# View folder size in Vista



## piggyboo (Apr 26, 2008)

I was wondering if anyone knows how to view folder sizes in Vista - without selecting properties for each folder. You know how you can sort by file size, type, etc? Well you can't do that with folder sizes...

I know there are plenty of third-party apps for XP, but so far I haven't found any that are compatible for Vista.
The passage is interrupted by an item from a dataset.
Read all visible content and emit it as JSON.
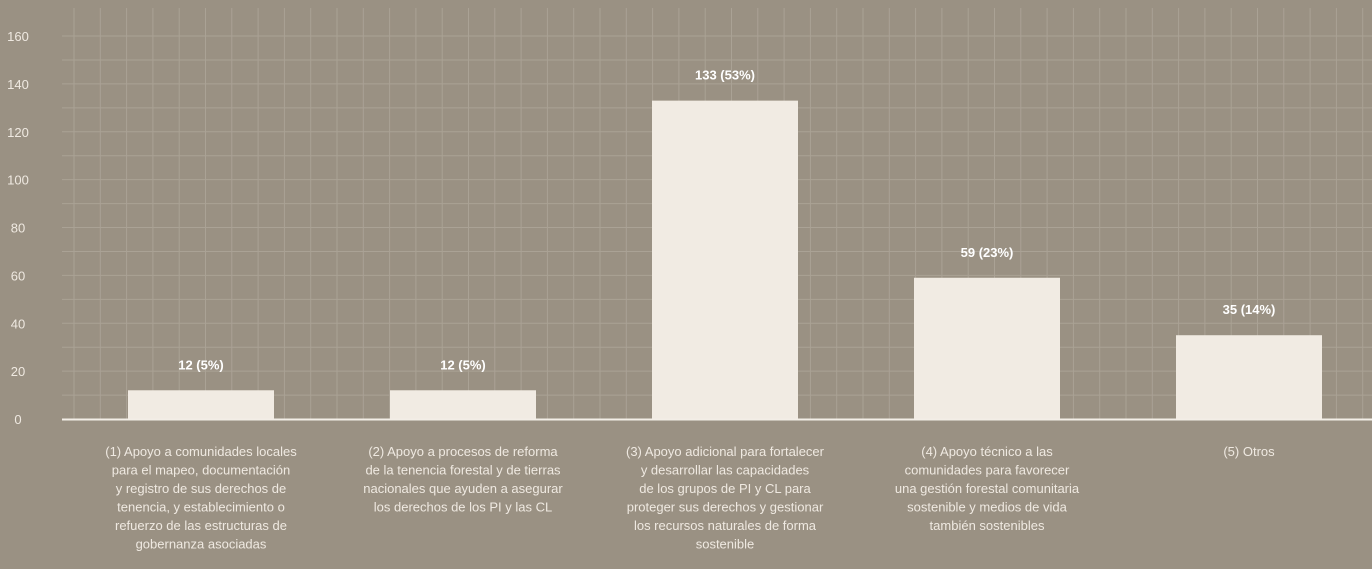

I hope I've explained myself clearly...can anyone help?

Thanks.


----------



## jcgriff2 (Sep 30, 2007)

Hi piggyboo. . .

Welcome back to TSF...

Try Treesize . .

http://www.jam-software.com/freeware/index.shtml

Happy Hunting... (og, take a look at c:\windows\winsxs - mine is ~13GB)

jcgriff2

.


----------



## piggyboo (Apr 26, 2008)

Thanks...it's a pretty good program, however, the thing I was looking for is one that allows folders to be sorted by folder size in windows explorer - like with other attributes such as tags, file size, name, type etc;

Wow, how come your winxs thing is so big? Mine's only about 3.5GB.


----------



## MarkR002 (May 27, 2008)

Another commercial offering with lots of features is FolderSizes - http://www.foldersizes.com.


----------